PERCUSSIVE MAINTENANCE
The fine art of whacking the crap out of an electronic device to get it to work again.

ADMINISPHERE
The rarefied organisational layers beginning just above the rank and file. Decisions that fall from the "adminisphere" are often profoundly inappropriate or irrelevant to the problems they were designed to solve. This is often affiliated with the dreaded "administrivia" - needless paperwork and processes.

404
Someone who's clueless. From the World Wide Web error message "404 Not Found," meaning that the requested document could not be located.

OHNOSECOND
That minuscule fraction of time in which you realize that you've just made a BIG mistake (e.g. you've hit 'reply all')

GOING FOR A McSHIT
Entering a fast food restaurant with no intention of buying food, you're just going to the bog. If challenged by a pimply staff member, your declaration to them that you'll buy their food afterwards is known as a McShit with Lies.

AEROPLANE BLONDE
One who has bleached/dyed her hair but still has a 'black box'.

AUSSIE KISS
Similar to a French Kiss, but given down under.

BEER COAT
The invisible but warm coat worn when walking home after a booze cruise at 3am.

BEER COMPASS
The invisible device that ensures your safe arrival home after booze cruise, even though you're too drunk to remember where you live, how you got here, and where you've come from.

BREAKING THE SEAL
Your first pee in the pub, usually after 2 hours of drinking. After breaking the seal of your bladder, repeat visits to the toilet will be required every 10 or 15 minutes for the rest of the
night.

BRITNEY SPEARS
Modern Slang for 'beers', e.g. "Couple of Britney's please"

GREYHOUND
A very short skirt, only an inch from the hare.

JOHNNY-NO-STARS
A young man of substandard intelligence, the typical adolescent who works in a burger restaurant. The 'no-stars' comes from the badges displaying stars that staff at fast-food restaurants often wears to show their level of training.

MILLENNIUM DOMES
The contents of a Wonderbra, i.e. extremely impressive when viewed from the outside, but there's actually naught in there worth seeing.

MONKEY BATH
A bath so hot, that when lowering yourself in, you go: "Oo!Oo!Oo! Aa!Aa!Aa!".

MYSTERY BUS
The bus that arrives at the pub on Friday night while you're in the toilet after your 10th pint, and whisks away all the unattractive people so the pub is suddenly packed with stunners when you come back in.

MYSTERY TAXI
The taxi that arrives at your place on Saturday morning before you wake up whisks away the stunner you slept with, and leaves a 10-Pinter in your bed instead.

NELSON MANDELA
Rhyming Slang for 'Stella' (the lager)

PEARLHARBOUR
Cold (weather). An example of it would be - "It's a bit Pearl Harbor" out there (there's a nasty nip in the air)

PICASSO BUM
A woman whose knickers are too small for her, so she looks like she's got four buttocks

SALAD DODGER
An excellent phrase for an overweight person

SWAMP-DONKEY
A deeply unattractive woman

TART FUEL
Bottled premixed spirits, regularly consumed by young women

URI GELLER
See Nelson Mandela (above)

3 Comments:

  • At Tue Jul 25, 09:35:00 am, Blogger Cheryl said…

    Brilliant!
    Linked you - but bet you cant find out where, from what site etc, hehe.

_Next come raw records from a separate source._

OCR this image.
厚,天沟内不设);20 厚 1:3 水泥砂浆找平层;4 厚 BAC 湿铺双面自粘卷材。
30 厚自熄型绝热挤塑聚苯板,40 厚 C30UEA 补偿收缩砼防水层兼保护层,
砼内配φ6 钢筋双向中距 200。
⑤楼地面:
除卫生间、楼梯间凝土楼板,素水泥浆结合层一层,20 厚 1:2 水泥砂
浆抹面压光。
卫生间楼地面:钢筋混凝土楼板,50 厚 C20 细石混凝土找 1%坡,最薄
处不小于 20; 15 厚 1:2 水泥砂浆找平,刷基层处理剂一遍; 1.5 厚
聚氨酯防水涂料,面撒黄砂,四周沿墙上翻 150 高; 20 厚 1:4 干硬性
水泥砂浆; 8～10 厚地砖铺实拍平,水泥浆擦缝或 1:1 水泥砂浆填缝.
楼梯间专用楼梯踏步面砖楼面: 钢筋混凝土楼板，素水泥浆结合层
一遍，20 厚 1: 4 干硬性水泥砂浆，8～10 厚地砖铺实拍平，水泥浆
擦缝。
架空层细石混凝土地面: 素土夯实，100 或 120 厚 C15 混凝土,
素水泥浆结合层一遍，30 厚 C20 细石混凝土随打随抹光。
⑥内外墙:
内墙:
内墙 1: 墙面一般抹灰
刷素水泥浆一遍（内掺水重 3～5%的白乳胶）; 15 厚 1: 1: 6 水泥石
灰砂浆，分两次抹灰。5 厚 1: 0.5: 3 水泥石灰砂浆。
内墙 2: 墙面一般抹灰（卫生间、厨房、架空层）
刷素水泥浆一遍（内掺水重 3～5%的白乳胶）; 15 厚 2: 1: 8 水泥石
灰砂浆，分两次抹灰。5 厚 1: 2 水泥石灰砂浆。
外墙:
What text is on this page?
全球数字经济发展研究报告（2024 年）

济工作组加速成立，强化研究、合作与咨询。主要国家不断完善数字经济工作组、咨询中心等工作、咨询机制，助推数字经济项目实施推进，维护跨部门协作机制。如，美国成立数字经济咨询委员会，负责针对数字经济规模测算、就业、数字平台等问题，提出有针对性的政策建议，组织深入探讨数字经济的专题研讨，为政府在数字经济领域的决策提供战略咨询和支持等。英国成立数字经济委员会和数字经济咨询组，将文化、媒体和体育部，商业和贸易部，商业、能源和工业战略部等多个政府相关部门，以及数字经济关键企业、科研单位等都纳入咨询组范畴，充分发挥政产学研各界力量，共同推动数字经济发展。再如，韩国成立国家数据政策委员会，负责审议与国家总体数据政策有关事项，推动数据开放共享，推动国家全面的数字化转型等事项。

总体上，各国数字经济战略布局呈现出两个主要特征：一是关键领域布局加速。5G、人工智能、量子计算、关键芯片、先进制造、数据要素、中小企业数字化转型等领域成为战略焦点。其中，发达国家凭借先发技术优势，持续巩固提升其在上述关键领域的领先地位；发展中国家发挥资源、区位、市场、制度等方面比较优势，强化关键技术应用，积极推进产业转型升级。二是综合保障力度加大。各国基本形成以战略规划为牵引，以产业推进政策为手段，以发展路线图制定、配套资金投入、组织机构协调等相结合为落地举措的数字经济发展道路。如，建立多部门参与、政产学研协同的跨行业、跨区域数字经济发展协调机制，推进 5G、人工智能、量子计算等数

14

    Where and how are you? Fancy coming incognito to Annie's chatroom's m-ship class tonight?

    I promise not to let on that you are probably miles beyond that stage and we can see if anyone has enough potential to notice? Please play!
    Might I see 'nordoi' in there at 8 tonight?

    :-)

    Go on!!! Ya wil ya will ya will.....

     
  • At Fri Jul 28, 09:41:00 am, Blogger Le laquet said…

    How about ...

    MUSHROOMING ~ when your boss keeps you in the dark and baffles you with bullshit.

    and

    TWAT MAGNET ~ the device buried under my forehead that allows the biggest twat in any vicinity to be directed to my side! There was this whole Welsh national anthem bag pipe playing Breton in Concarneau about 10 years ago that .... hang on you really dont need to know!

     
  • At Sat Aug 05, 07:51:00 am, Blogger Unknown said…

    ROTFL!! Up there with Douglas Adams' Meaning of Liff!